Swiss Re $1 billion convertibles talked at 3.25-3.5% yield, 20-25% premium

By Ronda Fears

Nashville, Tenn., Nov. 13 - Swiss Re America Holding Co. launched a $1 billion 20-year convertible offering Tuesday that is set to price after the close Wednesday. The Rule 144A issue comes to market via joint lead managers J.P. Morgan, Morgan Stanley and Credit Suisse First Boston. The 20-year bond will be convertible for the first 10 years, with price talk of 3.25% to 3.50% yield and a 20% to 25% initial conversion premium. In 2011, the bond switches to a floating rate note, stepping up to 100 basis points over Swiss Re's current credit spread to Libor.

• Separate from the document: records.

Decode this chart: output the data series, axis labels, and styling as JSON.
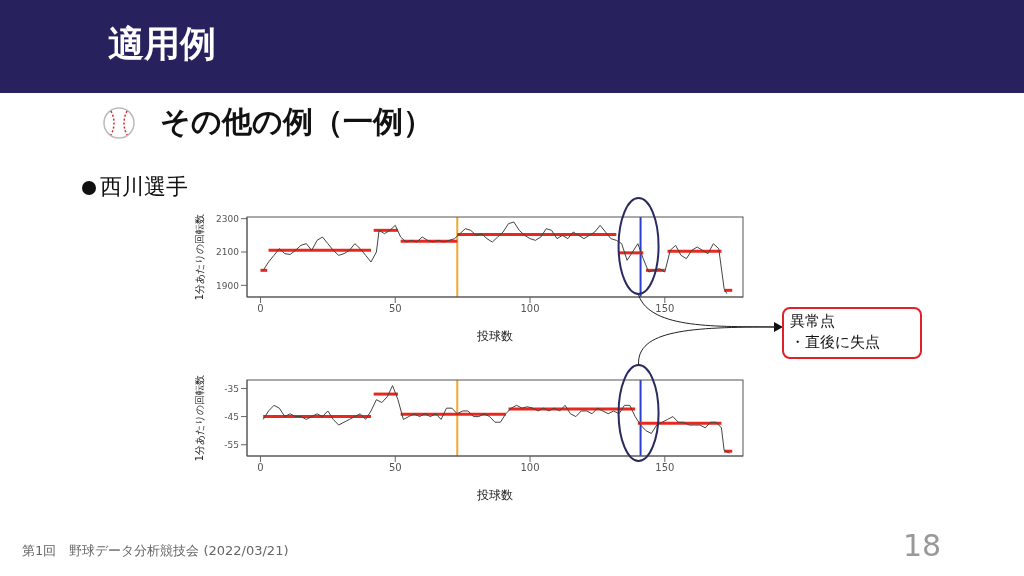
{
  "chart_data": [
    {
      "type": "line",
      "title": "適用例",
      "subtitle": "その他の例（一例）",
      "xlabel": "投球数",
      "ylabel": "1分あたりの回転数",
      "annotations": [
        "西川選手",
        "異常点",
        "・直後に失点"
      ],
      "xlim": [
        -5,
        179
      ],
      "xticks": [
        0,
        50,
        100,
        150
      ],
      "ylim": [
        1830,
        2310
      ],
      "yticks": [
        1900,
        2100,
        2300
      ],
      "grid": false,
      "marker": "none",
      "series": [
        {
          "color": "#e8281e",
          "x": [
            0,
            2.5
          ],
          "values": [
            1990,
            1990
          ]
        },
        {
          "color": "#e8281e",
          "x": [
            3,
            41
          ],
          "values": [
            2110,
            2110
          ]
        },
        {
          "color": "#e8281e",
          "x": [
            42,
            51
          ],
          "values": [
            2230,
            2230
          ]
        },
        {
          "color": "#e8281e",
          "x": [
            52,
            73
          ],
          "values": [
            2165,
            2165
          ]
        },
        {
          "color": "#e8281e",
          "x": [
            73,
            132
          ],
          "values": [
            2205,
            2205
          ]
        },
        {
          "color": "#e8281e",
          "x": [
            133,
            142
          ],
          "values": [
            2095,
            2095
          ]
        },
        {
          "color": "#e8281e",
          "x": [
            143,
            150
          ],
          "values": [
            1990,
            1990
          ]
        },
        {
          "color": "#e8281e",
          "x": [
            151,
            171
          ],
          "values": [
            2105,
            2105
          ]
        },
        {
          "color": "#e8281e",
          "x": [
            172,
            175
          ],
          "values": [
            1870,
            1870
          ]
        },
        {
          "color": "#444444",
          "x": [
            1,
            3,
            5,
            7,
            9,
            11,
            13,
            15,
            17,
            19,
            21,
            23,
            25,
            27,
            29,
            31,
            33,
            35,
            37,
            39,
            41,
            43,
            44,
            46,
            48,
            50,
            52,
            54,
            56,
            58,
            60,
            62,
            64,
            66,
            68,
            70,
            72,
            74,
            76,
            78,
            80,
            82,
            84,
            86,
            88,
            90,
            92,
            94,
            96,
            98,
            100,
            102,
            104,
            106,
            108,
            110,
            112,
            114,
            116,
            118,
            120,
            122,
            124,
            126,
            128,
            130,
            132,
            134,
            136,
            138,
            140,
            142,
            144,
            146,
            148,
            150,
            152,
            154,
            156,
            158,
            160,
            162,
            164,
            166,
            168,
            170,
            172,
            173
          ],
          "values": [
            1990,
            2040,
            2080,
            2120,
            2090,
            2085,
            2110,
            2140,
            2150,
            2110,
            2170,
            2190,
            2150,
            2110,
            2080,
            2090,
            2110,
            2150,
            2120,
            2080,
            2040,
            2100,
            2230,
            2210,
            2230,
            2260,
            2190,
            2160,
            2170,
            2160,
            2190,
            2170,
            2160,
            2170,
            2160,
            2170,
            2180,
            2210,
            2240,
            2230,
            2200,
            2210,
            2180,
            2160,
            2190,
            2220,
            2270,
            2280,
            2230,
            2200,
            2180,
            2170,
            2190,
            2240,
            2230,
            2180,
            2200,
            2180,
            2220,
            2200,
            2180,
            2200,
            2220,
            2260,
            2220,
            2180,
            2170,
            2150,
            2050,
            2100,
            2150,
            2060,
            1980,
            1990,
            2000,
            1980,
            2110,
            2140,
            2080,
            2060,
            2110,
            2130,
            2110,
            2090,
            2150,
            2120,
            1880,
            1850
          ]
        }
      ],
      "ref_lines": [
        {
          "axis": "x",
          "value": 73,
          "color": "#f0a830"
        },
        {
          "axis": "x",
          "value": 141,
          "color": "#2a3fd0"
        }
      ]
    },
    {
      "type": "line",
      "xlabel": "投球数",
      "ylabel": "1分あたりの回転数",
      "annotations": [
        "第1回　野球データ分析競技会 (2022/03/21)",
        "18"
      ],
      "xlim": [
        -5,
        179
      ],
      "xticks": [
        0,
        50,
        100,
        150
      ],
      "ylim": [
        -59,
        -32
      ],
      "yticks": [
        -35,
        -45,
        -55
      ],
      "grid": false,
      "marker": "none",
      "series": [
        {
          "color": "#e8281e",
          "x": [
            1,
            41
          ],
          "values": [
            -45,
            -45
          ]
        },
        {
          "color": "#e8281e",
          "x": [
            42,
            51
          ],
          "values": [
            -37,
            -37
          ]
        },
        {
          "color": "#e8281e",
          "x": [
            52,
            91
          ],
          "values": [
            -44.2,
            -44.2
          ]
        },
        {
          "color": "#e8281e",
          "x": [
            92,
            139
          ],
          "values": [
            -42.3,
            -42.3
          ]
        },
        {
          "color": "#e8281e",
          "x": [
            140,
            171
          ],
          "values": [
            -47.4,
            -47.4
          ]
        },
        {
          "color": "#e8281e",
          "x": [
            172,
            175
          ],
          "values": [
            -57.3,
            -57.3
          ]
        },
        {
          "color": "#444444",
          "x": [
            1,
            3,
            5,
            7,
            9,
            11,
            13,
            15,
            17,
            19,
            21,
            23,
            25,
            27,
            29,
            31,
            33,
            35,
            37,
            39,
            41,
            43,
            45,
            47,
            49,
            51,
            53,
            55,
            57,
            59,
            61,
            63,
            65,
            67,
            69,
            71,
            73,
            75,
            77,
            79,
            81,
            83,
            85,
            87,
            89,
            91,
            93,
            95,
            97,
            99,
            101,
            103,
            105,
            107,
            109,
            111,
            113,
            115,
            117,
            119,
            121,
            123,
            125,
            127,
            129,
            131,
            133,
            135,
            137,
            139,
            141,
            143,
            145,
            147,
            149,
            151,
            153,
            155,
            157,
            159,
            161,
            163,
            165,
            167,
            169,
            171,
            172,
            174
          ],
          "values": [
            -46,
            -43,
            -41,
            -42,
            -45,
            -44,
            -45,
            -45,
            -46,
            -45,
            -44,
            -45,
            -43,
            -46,
            -48,
            -47,
            -46,
            -45,
            -44,
            -46,
            -43,
            -39,
            -40,
            -38,
            -34,
            -39,
            -46,
            -45,
            -44,
            -45,
            -44,
            -45,
            -44,
            -46,
            -42,
            -42,
            -44,
            -43,
            -43,
            -45,
            -45,
            -44,
            -45,
            -47,
            -47,
            -44,
            -42,
            -41,
            -42,
            -41.5,
            -42,
            -43,
            -42,
            -43,
            -42,
            -43,
            -41,
            -44,
            -45,
            -43,
            -43,
            -44,
            -42,
            -43,
            -44,
            -43,
            -44,
            -41,
            -41,
            -45,
            -48,
            -50,
            -51,
            -48,
            -47,
            -46,
            -45,
            -47,
            -47,
            -48,
            -48,
            -48,
            -49,
            -47,
            -47,
            -49,
            -57,
            -58
          ]
        }
      ],
      "ref_lines": [
        {
          "axis": "x",
          "value": 73,
          "color": "#f0a830"
        },
        {
          "axis": "x",
          "value": 141,
          "color": "#2a3fd0"
        }
      ]
    }
  ]
}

The subordinated convertible bonds are non-callable for five years, then with a 120% trigger. S&P has assigned an AA junior subordinated debt rating to the convertible. The bonds are guaranteed by the Switzerland-based parent, Swiss Reinsurance Co. The bonds are being issued in tandem with an equity offering comprised of a 1-for-10 rights issue to shareholders in a public offering in Switzerland and to institutional investors elsewhere.

Total proceeds of about SFr4.8 billion are be used to cover the cost of the pending $2 billion acquisition of the life reinsurance business of Lincoln National Corp.

"The key to valuing this convertible is its odd structure and the implication of this on the credit. After 10 years the bond ceases to be convertible and becomes an unconditionally callable floating-rate note with a punitive interest rate. The bond is also subordinated," said Deutsche Banc Alex Brown convertible analysts. "These two features effectively mean the bond has equity treatment as far as the rating agencies are concerned but will have obvious implications for the credit spread. We have modeled the bond as a 10-year convertible but with a high credit spread. We would expect asset swap demand to be limited, but would expect more accounts to hedge the credit using 10-year credit default swaps."

Deutsche puts the Swiss Re convert pricing about 2.25% to 6% cheap with an implied volatility of 16.2% to 21.7% at the mid-point of the price talk, assuming a credit spread of 100 basis points over Libor, a stock borrow cost of 75 basis points and 25% volatility in the stock.

Swiss Re, the world's number two reinsurer, said on Tuesday that existing shareholders subscribed to 41% of the rights issue of new shares, which leaves 59% to be sold elsewhere. The firm said that at the end of the subscription period on Monday, shareholders had underwritten 11.7 million of the total 28.5 million shares being offered. The issue price of the new shares will be announced before Thursday's start of trade, which will be the price used to assign the conversion price to the convertible.